ZURICH (Reuters) - (This version of June 7’s story refiles as the bank corrects breakdown of its mandates business to read 34 percent(not 50 percent)advisory mandates, 16 percent discretionary mandates & 50 percent(not 30 percent) remianing business.)
Swiss private bank Julius Baer (BAER.S) is shifting more customers to a pricing system that charges them a fixed fee for its services as part of a wider industry effort to buffer against choppy revenues.
In the past, Swiss private banks did not put a fixed price tag on their advisory services for wealthy clients, but charged fees based on transactions carried out for them.
These transaction fees were once the primary source of income for many wealth managers, but banks are now moving away from setting fees for individual transactions in the wealth management business. This is partly to meet new European Union rules known as MiFID II but also to protect them from times when clients are reluctant to commit to transactions.
“We are replacing volatile transaction fees with more stable advisory fees, and that certainly also benefits shareholders,” the group’s head of advisory solutions, Philipp Rickenbacher, told Reuters in an interview.
Switzerland’s third-largest listed bank is seeking to shift more customers over to the fixed fee pricing scheme introduced in 2015. This is known as a mandate model, which replaces the previous system that was based on the frequency of transactions undertaken for customers.
“We want to shift our customers worldwide over to mandate models,” Rickenbacher said. “Probably not 100 percent (of clients), but certainly above 80 percent.

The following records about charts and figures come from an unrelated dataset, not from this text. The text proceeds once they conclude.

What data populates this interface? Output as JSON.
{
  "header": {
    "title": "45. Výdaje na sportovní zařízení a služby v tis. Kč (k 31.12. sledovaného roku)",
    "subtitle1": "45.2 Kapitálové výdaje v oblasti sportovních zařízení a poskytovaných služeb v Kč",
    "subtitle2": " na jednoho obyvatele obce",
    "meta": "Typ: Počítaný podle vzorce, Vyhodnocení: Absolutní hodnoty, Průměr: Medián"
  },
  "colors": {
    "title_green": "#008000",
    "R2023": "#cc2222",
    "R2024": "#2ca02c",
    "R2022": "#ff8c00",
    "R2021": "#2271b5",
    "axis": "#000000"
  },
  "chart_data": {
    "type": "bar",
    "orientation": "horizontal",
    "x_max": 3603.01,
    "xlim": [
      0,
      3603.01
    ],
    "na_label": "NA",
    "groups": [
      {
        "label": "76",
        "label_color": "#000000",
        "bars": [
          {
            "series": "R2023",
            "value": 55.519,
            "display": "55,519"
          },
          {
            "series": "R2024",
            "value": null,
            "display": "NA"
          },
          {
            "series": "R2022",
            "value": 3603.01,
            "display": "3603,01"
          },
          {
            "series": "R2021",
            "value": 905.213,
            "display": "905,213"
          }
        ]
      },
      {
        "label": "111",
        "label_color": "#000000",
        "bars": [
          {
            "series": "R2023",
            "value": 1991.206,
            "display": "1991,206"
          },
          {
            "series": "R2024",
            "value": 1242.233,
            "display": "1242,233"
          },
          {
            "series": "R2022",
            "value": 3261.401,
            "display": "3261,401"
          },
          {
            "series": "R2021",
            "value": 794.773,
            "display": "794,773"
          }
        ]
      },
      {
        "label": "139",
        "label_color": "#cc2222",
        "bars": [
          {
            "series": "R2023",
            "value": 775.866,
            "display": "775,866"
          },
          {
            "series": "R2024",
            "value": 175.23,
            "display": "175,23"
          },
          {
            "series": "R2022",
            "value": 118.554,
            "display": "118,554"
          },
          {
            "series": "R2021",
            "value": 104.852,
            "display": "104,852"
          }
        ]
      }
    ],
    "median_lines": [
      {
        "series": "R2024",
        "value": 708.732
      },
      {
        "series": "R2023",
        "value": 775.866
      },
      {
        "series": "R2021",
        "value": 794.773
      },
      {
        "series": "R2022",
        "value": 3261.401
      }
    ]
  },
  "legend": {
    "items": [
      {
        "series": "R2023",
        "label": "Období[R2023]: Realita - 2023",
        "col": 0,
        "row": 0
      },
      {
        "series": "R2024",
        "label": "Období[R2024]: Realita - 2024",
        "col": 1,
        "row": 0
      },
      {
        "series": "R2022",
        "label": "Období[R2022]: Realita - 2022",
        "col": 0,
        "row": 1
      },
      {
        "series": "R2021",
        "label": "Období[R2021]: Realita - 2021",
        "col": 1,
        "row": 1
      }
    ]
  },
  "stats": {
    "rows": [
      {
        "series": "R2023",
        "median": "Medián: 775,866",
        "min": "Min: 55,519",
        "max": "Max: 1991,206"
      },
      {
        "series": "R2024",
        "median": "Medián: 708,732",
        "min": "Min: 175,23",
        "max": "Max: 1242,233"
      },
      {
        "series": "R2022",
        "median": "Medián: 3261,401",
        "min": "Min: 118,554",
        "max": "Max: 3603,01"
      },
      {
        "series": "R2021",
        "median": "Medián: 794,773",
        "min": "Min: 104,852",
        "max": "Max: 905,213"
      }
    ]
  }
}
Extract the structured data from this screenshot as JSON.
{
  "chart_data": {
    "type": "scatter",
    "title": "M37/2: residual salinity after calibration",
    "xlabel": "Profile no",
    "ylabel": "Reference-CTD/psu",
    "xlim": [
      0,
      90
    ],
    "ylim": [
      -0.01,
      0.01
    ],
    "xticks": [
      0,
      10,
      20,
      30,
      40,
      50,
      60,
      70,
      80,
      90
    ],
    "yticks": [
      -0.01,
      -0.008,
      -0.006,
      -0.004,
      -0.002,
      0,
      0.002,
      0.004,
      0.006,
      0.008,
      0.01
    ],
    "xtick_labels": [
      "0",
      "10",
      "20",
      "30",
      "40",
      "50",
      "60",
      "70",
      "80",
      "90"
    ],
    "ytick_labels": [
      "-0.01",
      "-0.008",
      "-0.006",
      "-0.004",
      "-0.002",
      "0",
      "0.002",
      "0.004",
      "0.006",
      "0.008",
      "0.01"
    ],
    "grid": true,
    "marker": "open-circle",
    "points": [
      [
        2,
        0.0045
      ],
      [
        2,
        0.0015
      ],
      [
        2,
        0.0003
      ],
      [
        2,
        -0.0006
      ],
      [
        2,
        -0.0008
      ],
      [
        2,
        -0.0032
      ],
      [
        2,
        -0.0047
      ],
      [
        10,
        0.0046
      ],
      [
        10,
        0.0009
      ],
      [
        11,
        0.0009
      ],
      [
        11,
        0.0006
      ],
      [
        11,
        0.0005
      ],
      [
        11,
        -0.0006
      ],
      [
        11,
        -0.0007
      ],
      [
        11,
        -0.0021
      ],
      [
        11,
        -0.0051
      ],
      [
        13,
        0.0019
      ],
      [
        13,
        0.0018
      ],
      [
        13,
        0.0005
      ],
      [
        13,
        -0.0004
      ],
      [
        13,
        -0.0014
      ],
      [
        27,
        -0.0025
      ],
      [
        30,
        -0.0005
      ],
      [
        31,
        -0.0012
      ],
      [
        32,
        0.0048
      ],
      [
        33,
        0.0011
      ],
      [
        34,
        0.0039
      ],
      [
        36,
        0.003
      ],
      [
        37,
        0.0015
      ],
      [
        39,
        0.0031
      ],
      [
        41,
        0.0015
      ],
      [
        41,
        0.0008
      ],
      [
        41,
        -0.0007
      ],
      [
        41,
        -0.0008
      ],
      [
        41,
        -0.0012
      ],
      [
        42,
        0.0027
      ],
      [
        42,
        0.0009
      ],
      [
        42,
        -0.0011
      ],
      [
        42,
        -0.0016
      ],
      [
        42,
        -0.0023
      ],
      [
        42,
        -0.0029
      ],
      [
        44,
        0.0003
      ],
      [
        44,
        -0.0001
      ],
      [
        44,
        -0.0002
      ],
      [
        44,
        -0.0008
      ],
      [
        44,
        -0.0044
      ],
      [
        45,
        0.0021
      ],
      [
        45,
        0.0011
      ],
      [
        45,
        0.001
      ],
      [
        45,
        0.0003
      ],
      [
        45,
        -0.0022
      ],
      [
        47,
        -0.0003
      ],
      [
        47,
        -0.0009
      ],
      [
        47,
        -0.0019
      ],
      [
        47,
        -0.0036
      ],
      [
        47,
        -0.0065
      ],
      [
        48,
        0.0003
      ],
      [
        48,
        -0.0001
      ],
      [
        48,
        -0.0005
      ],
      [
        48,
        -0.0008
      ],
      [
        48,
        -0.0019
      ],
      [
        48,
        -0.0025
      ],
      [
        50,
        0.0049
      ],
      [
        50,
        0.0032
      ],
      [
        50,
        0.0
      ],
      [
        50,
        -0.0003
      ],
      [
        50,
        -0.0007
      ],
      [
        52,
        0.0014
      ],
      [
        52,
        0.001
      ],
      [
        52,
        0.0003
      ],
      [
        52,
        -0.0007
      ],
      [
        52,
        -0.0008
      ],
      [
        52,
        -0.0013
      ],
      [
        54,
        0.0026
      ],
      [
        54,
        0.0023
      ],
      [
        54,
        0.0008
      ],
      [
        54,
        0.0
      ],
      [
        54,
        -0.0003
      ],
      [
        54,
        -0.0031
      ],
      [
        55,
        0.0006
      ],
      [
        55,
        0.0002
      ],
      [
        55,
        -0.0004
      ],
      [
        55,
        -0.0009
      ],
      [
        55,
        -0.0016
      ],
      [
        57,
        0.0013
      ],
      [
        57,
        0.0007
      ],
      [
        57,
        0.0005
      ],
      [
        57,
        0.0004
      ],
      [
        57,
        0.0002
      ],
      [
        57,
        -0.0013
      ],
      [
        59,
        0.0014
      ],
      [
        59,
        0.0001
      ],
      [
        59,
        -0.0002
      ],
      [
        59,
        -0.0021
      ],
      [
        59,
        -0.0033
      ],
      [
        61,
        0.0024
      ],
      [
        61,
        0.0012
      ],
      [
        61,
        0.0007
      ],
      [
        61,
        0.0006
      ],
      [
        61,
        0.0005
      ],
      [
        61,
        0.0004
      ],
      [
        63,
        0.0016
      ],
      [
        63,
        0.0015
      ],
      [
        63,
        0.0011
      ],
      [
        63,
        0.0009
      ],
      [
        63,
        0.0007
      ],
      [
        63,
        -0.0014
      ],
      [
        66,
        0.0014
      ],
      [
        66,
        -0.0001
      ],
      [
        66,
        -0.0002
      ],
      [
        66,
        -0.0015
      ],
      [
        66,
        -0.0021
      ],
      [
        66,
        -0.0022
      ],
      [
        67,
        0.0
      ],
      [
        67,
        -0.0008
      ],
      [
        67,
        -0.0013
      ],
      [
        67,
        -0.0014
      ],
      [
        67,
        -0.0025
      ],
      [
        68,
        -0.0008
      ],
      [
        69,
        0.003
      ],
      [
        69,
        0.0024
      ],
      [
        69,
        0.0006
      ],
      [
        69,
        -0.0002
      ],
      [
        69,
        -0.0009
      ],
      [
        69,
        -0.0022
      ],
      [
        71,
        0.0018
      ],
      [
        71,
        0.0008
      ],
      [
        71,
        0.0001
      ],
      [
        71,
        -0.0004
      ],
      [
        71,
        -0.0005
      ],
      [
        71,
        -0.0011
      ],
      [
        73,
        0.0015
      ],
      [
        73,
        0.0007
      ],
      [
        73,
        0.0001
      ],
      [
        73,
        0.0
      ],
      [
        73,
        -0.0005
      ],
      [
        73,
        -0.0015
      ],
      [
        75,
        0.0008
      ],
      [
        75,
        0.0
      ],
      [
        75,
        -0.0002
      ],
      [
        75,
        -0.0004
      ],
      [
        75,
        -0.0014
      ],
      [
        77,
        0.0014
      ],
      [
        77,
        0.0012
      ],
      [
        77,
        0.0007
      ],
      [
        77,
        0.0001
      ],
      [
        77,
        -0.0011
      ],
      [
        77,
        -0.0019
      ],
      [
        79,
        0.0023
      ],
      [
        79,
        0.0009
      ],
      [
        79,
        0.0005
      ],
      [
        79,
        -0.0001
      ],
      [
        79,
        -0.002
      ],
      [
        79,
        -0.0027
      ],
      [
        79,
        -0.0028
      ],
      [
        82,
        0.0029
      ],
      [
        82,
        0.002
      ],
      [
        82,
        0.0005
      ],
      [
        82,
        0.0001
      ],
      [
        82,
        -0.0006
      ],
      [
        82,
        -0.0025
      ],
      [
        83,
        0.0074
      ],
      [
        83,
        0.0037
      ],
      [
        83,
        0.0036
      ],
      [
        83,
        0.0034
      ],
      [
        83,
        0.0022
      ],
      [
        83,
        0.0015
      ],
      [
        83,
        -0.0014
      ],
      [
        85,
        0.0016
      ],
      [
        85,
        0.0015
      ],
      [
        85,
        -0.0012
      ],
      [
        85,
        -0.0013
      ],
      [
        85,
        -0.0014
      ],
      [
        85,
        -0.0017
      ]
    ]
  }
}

Even 90 percent would be very feasible in the future.” To date the share of customers in the new system has increased to around 50 percent.
Commission and fee income now contributes around 60 percent of the bank’s operating income.
At larger rivals such as UBS (UBSG.S) and Credit Suisse (CSGN.S) which have a higher proportion of ultra-wealthy clients, mandate penetration stands at roughly a third of wealth management business, according to the banks’ financial statements.
Thirty-four percent of Julius Baer’s clients have advisory mandates which provide the customer with the final say on whether to proceed or not with an investment.
A further 16 percent are signed on to discretionary mandates, in which they delegate final investment decisions to the bank, to be executed based on their general preferences.
Its remaining 50 percent of customers either operate largely independently, with the bank acting as executor of requested trades, or hold contracts predating the launch of Baer’s new mandates model in 2015.
The mandate structure, in which customers’ rights and obligations are clearly set out, has also eased implementation of new investor protection rules under MiFID II, Rickenbacher said.
“The contractual framework allows us to implement requirements under MiFID II in our advisory process and ensure we meet the obligations,” he said.